Carlos Miguel Gomez
Associate Professor, School of Human Sciences, University of Rosario, Bogota, Colombia
Preview Response
Flourishing in suffering
I read the Theology brief on human flourishing after visiting a family of indigenous healers in my country, Colombia – a family that has become my own. The Taita’s (shaman) grandchildren, 7 and 4 years old, were mourning the absence of their mother, who had to go away for a treatment. Instead of grief, they seemed only capable of love and joy. Love and joy sprang so spontaneously from them, as life itself nursing and nourishing each tree and animal around their home. The three dimensions of a flourishing life proposed by the authors of the brief (agential, circumstantial and emotional) were not only integrated in them, but their borders dissolved in those children’s spontaneity. Certainly, they will have to grow up physically, psychologically and spiritually, and growth requires the conscious effort necessary for educating oneself in a right way of thinking and acting. But at that very moment there was no dichotomy between an active and a passive dimension of a fully human life, which, just as Angelus Silesius’s rose, “is without why, it blooms because it blooms”.

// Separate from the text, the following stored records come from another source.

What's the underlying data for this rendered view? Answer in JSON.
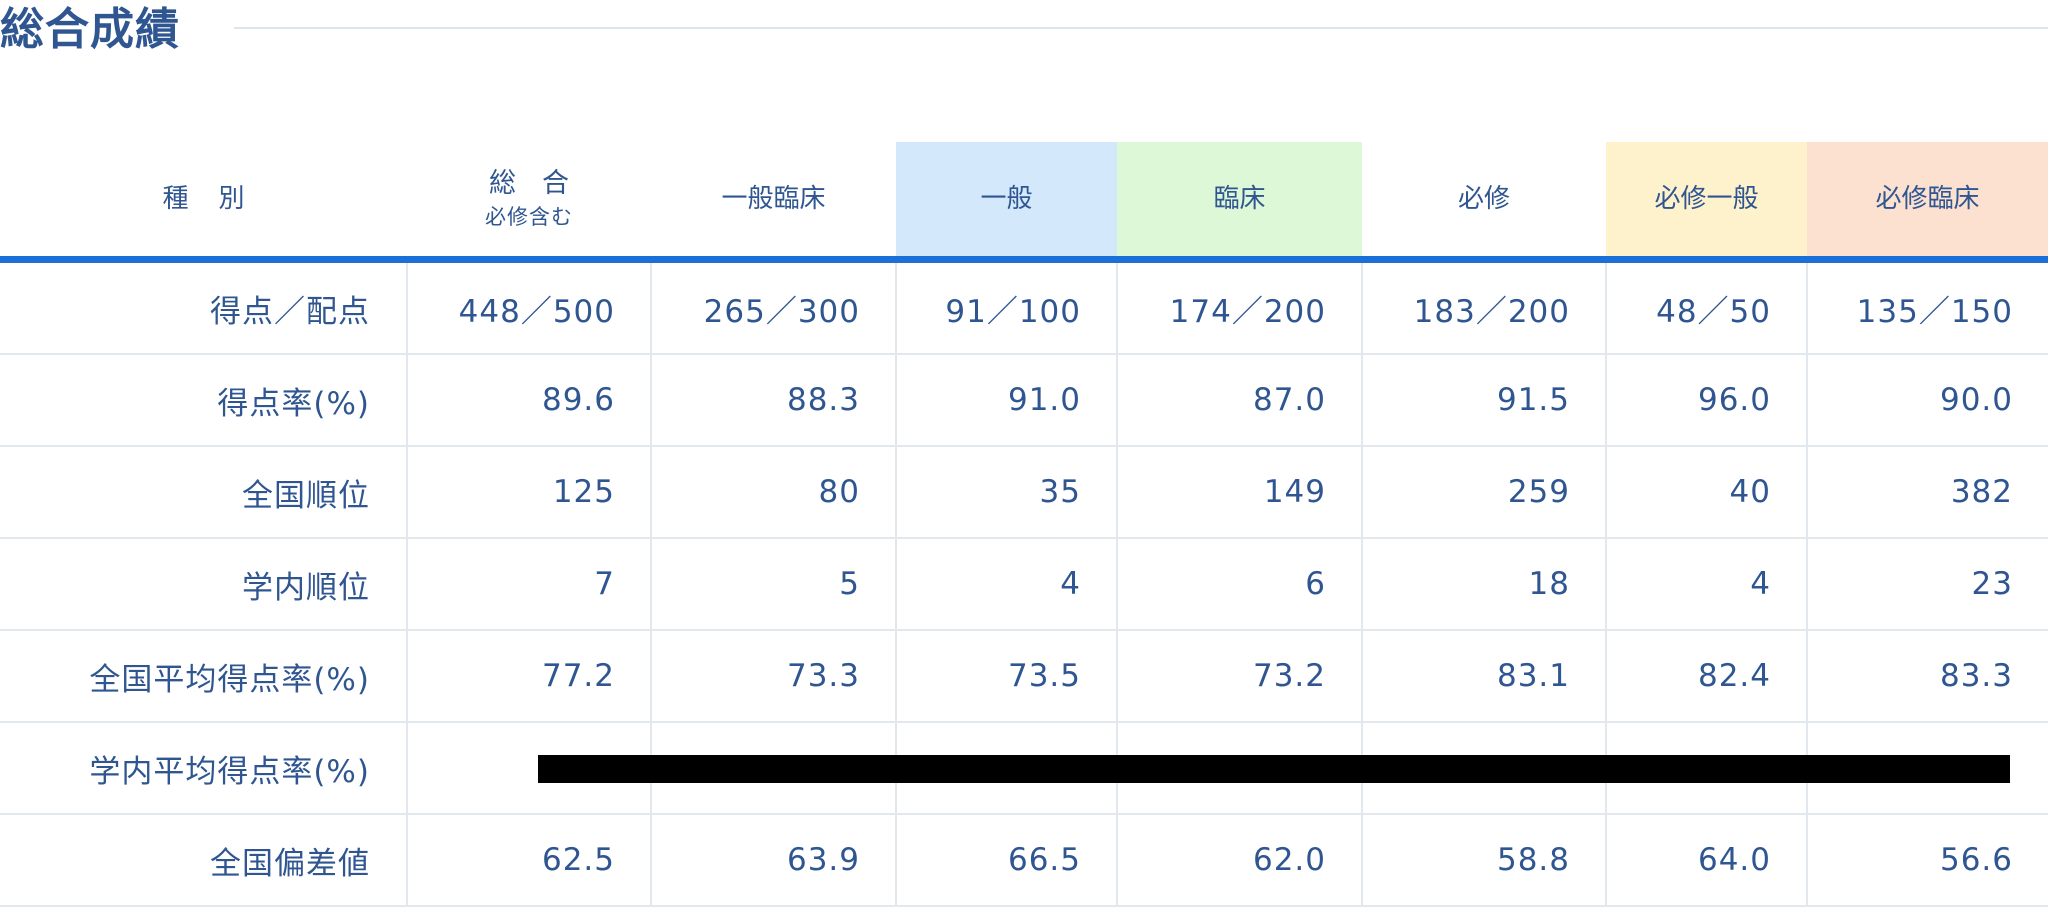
{
  "page": {
    "title": "総合成績"
  },
  "table": {
    "headers": [
      {
        "label": "種別",
        "sub": ""
      },
      {
        "label": "総合",
        "sub": "必修含む"
      },
      {
        "label": "一般臨床",
        "sub": ""
      },
      {
        "label": "一般",
        "sub": ""
      },
      {
        "label": "臨床",
        "sub": ""
      },
      {
        "label": "必修",
        "sub": ""
      },
      {
        "label": "必修一般",
        "sub": ""
      },
      {
        "label": "必修臨床",
        "sub": ""
      }
    ],
    "header_colors": {
      "一般": "#d4e8fc",
      "臨床": "#ddf8d6",
      "必修一般": "#fef2cc",
      "必修臨床": "#fde1d0"
    },
    "accent_color": "#1a6fd9",
    "rows": [
      {
        "label": "得点／配点",
        "values": [
          "448／500",
          "265／300",
          "91／100",
          "174／200",
          "183／200",
          "48／50",
          "135／150"
        ]
      },
      {
        "label": "得点率(%)",
        "values": [
          "89.6",
          "88.3",
          "91.0",
          "87.0",
          "91.5",
          "96.0",
          "90.0"
        ]
      },
      {
        "label": "全国順位",
        "values": [
          "125",
          "80",
          "35",
          "149",
          "259",
          "40",
          "382"
        ]
      },
      {
        "label": "学内順位",
        "values": [
          "7",
          "5",
          "4",
          "6",
          "18",
          "4",
          "23"
        ]
      },
      {
        "label": "全国平均得点率(%)",
        "values": [
          "77.2",
          "73.3",
          "73.5",
          "73.2",
          "83.1",
          "82.4",
          "83.3"
        ]
      },
      {
        "label": "学内平均得点率(%)",
        "values": [
          "",
          "",
          "",
          "",
          "",
          "",
          ""
        ]
      },
      {
        "label": "全国偏差値",
        "values": [
          "62.5",
          "63.9",
          "66.5",
          "62.0",
          "58.8",
          "64.0",
          "56.6"
        ]
      }
    ]
  }
}
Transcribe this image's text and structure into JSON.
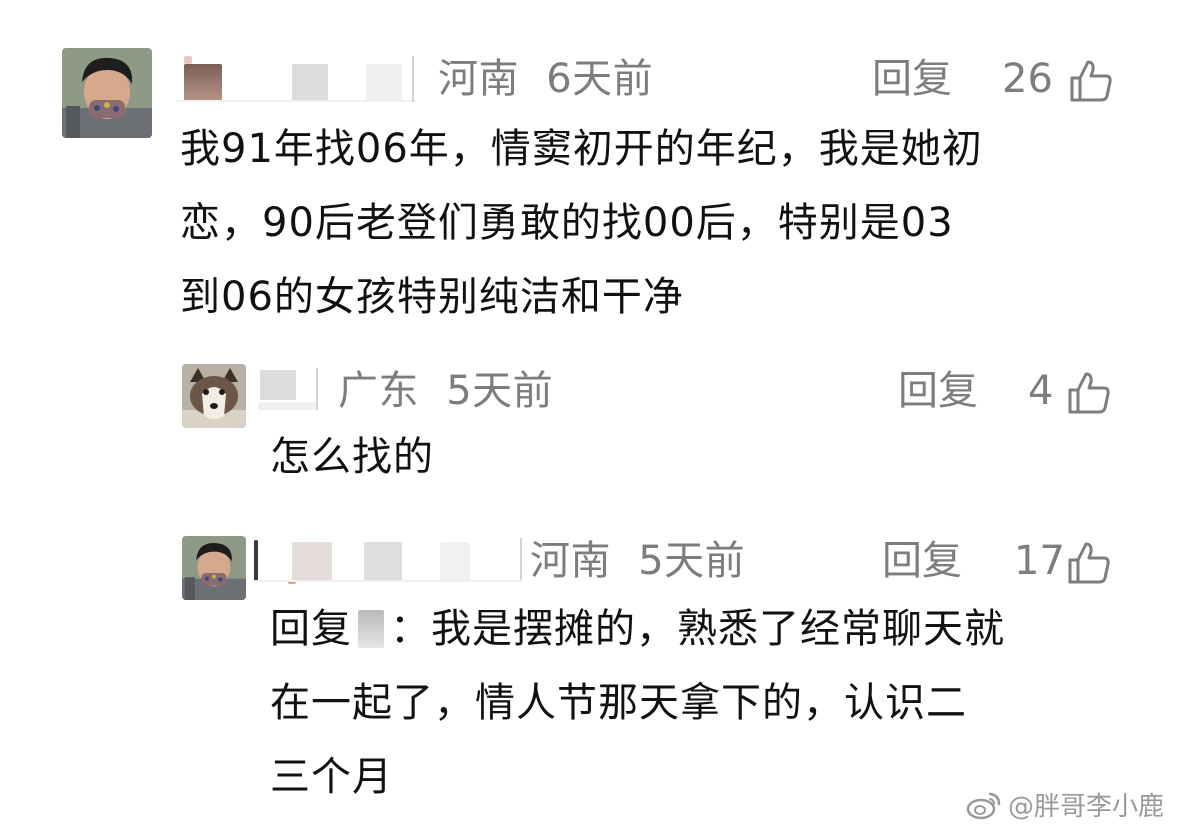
{
  "comments": [
    {
      "location": "河南",
      "time": "6天前",
      "reply_label": "回复",
      "likes": "26",
      "avatar": "man-with-mask",
      "lines": [
        "我91年找06年，情窦初开的年纪，我是她初",
        "恋，90后老登们勇敢的找00后，特别是03",
        "到06的女孩特别纯洁和干净"
      ]
    },
    {
      "location": "广东",
      "time": "5天前",
      "reply_label": "回复",
      "likes": "4",
      "avatar": "dog",
      "lines": [
        "怎么找的"
      ]
    },
    {
      "location": "河南",
      "time": "5天前",
      "reply_label": "回复",
      "likes": "17",
      "avatar": "man-with-mask",
      "reply_prefix": "回复",
      "lines": [
        "：我是摆摊的，熟悉了经常聊天就",
        "在一起了，情人节那天拿下的，认识二",
        "三个月"
      ]
    }
  ],
  "watermark": {
    "icon": "weibo-icon",
    "text": "@胖哥李小鹿"
  },
  "colors": {
    "meta_gray": "#7d7d7d",
    "text": "#111111"
  }
}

Maybe only in deep suffering are we able to experience such a degree of surrender and emptiness as to rediscover that, as the authors of the brief say, a flourishing life is not a possession or an achievement of an independent self (of the modern, autonomous, buffered self, to use Charles Taylor’s designation), but rather the gift of a life spent in relationship to the Divine. Through everything that we can and cannot do (agency), in everything that happens to us (circumstances), and within all our feelings and dispositions (emotional), it is God who makes us flourish. Children normally do not hinder His doings.
I believe that to recover that spontaneity is one of the greatest aims and invitations for a genuinely flourishing human life.